Running is great for the body, until it isn’t. It’s inevitable that over time, a runner will develop tightness, aches, and pains. However, these can often be alleviated and treated without running to a MD or popping pain meds.

By listening to your body and addressing its needs, we create a system of maintenance and prevention rather than treatment and rehab.

Heel cords feeling super tight after yesterday’s long run? It’s probably a good idea to spend a few extra minutes mobilizing and foam rolling while you watch re-runs of “How I Met Your Mother.”

It doesn’t take an hour-long session of yoga to be considered basic maintenance and for you to continue to perform at your best. Take 5-10 minutes daily, with intent and focus to honor what your body is saying to you.

Continue with strength/cross-training

The specificity rule of training tells us that in order to be better at our given sports, we need to train at that sport. So yes, the surest way to run better is to run, and if your time is limited, devote most of it to running. However, the fastest and most robust runners are the ones who are better overall athletes, and not just runners.

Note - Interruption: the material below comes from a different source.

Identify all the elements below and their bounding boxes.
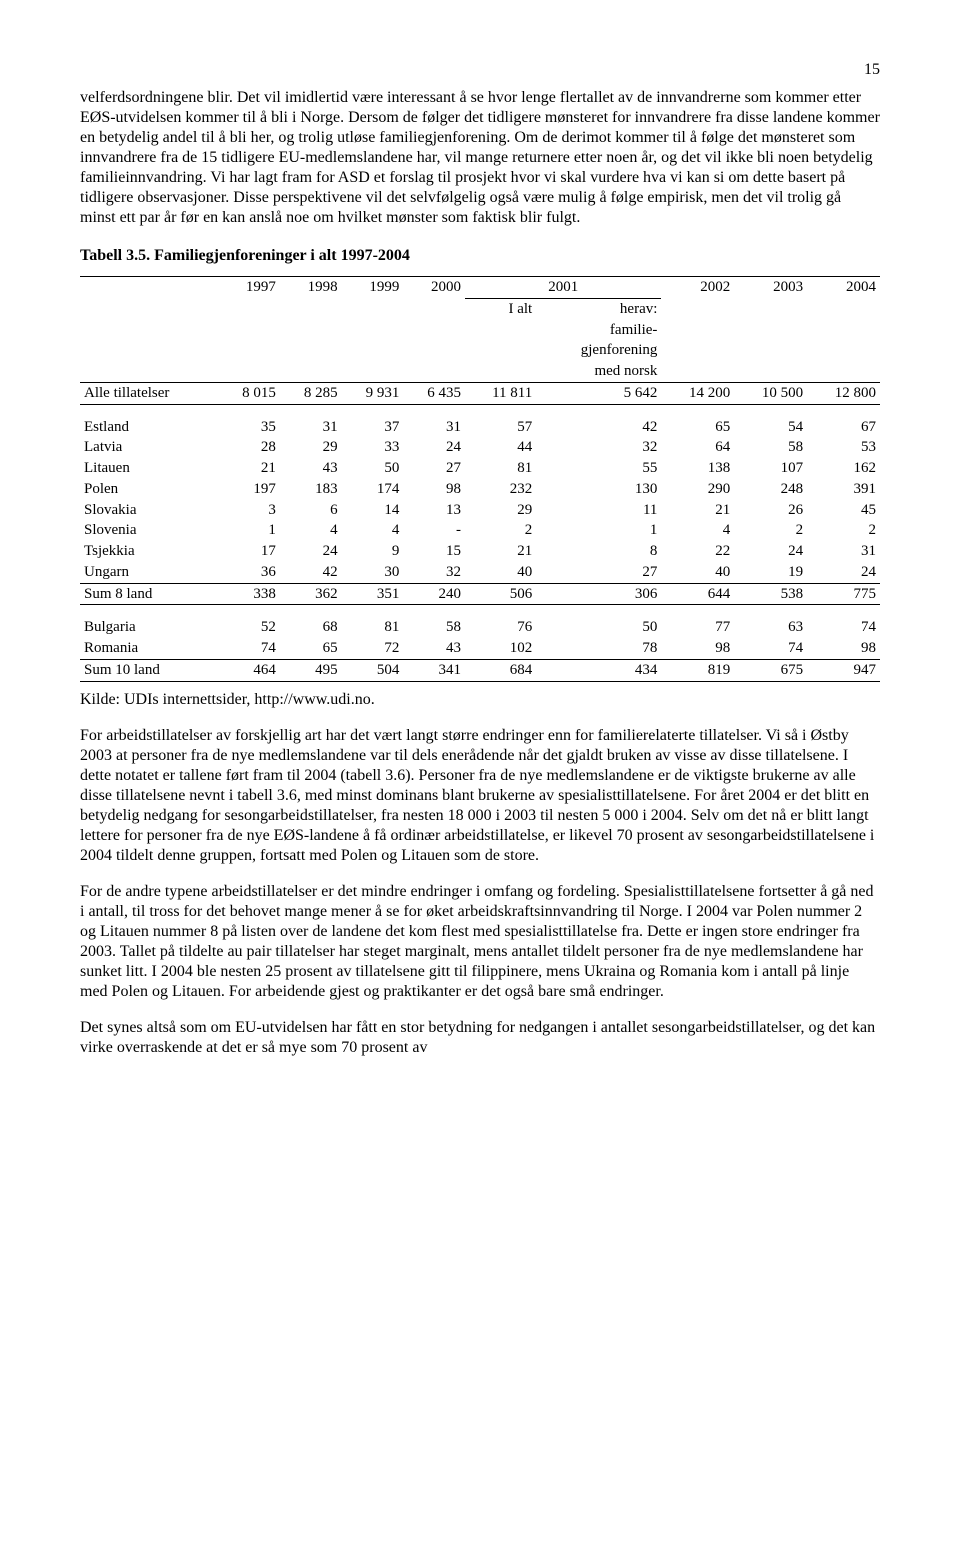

Poor preparation -> poor form -> increased stress -> potential for injury

To quote Gray Cook, from his book “Movement”, "The enhanced efficiency gained by two weeks of mobility and stability corrective exercises and calisthenics targeting weak links will FAR outweigh any microscopic loss in metabolic efficiency.”

This is why it’s so essential to incorporate strength training and cross-training into running programs. The goal is build stronger and more injury-resistant runners that are able to tap into power when needed for performance. The only way to build these runners is through strength training. It’s not possible to get stronger through just running.

Overall, running should be thought of a skill and appreciated for the high-level sport that it truly is. In order to continue to participate in this sport without the unwanted side-effects of injury and overtraining, we must blend the aforementioned tips into our programs and training protocols.

Take these tips, apply them, and enjoy your running!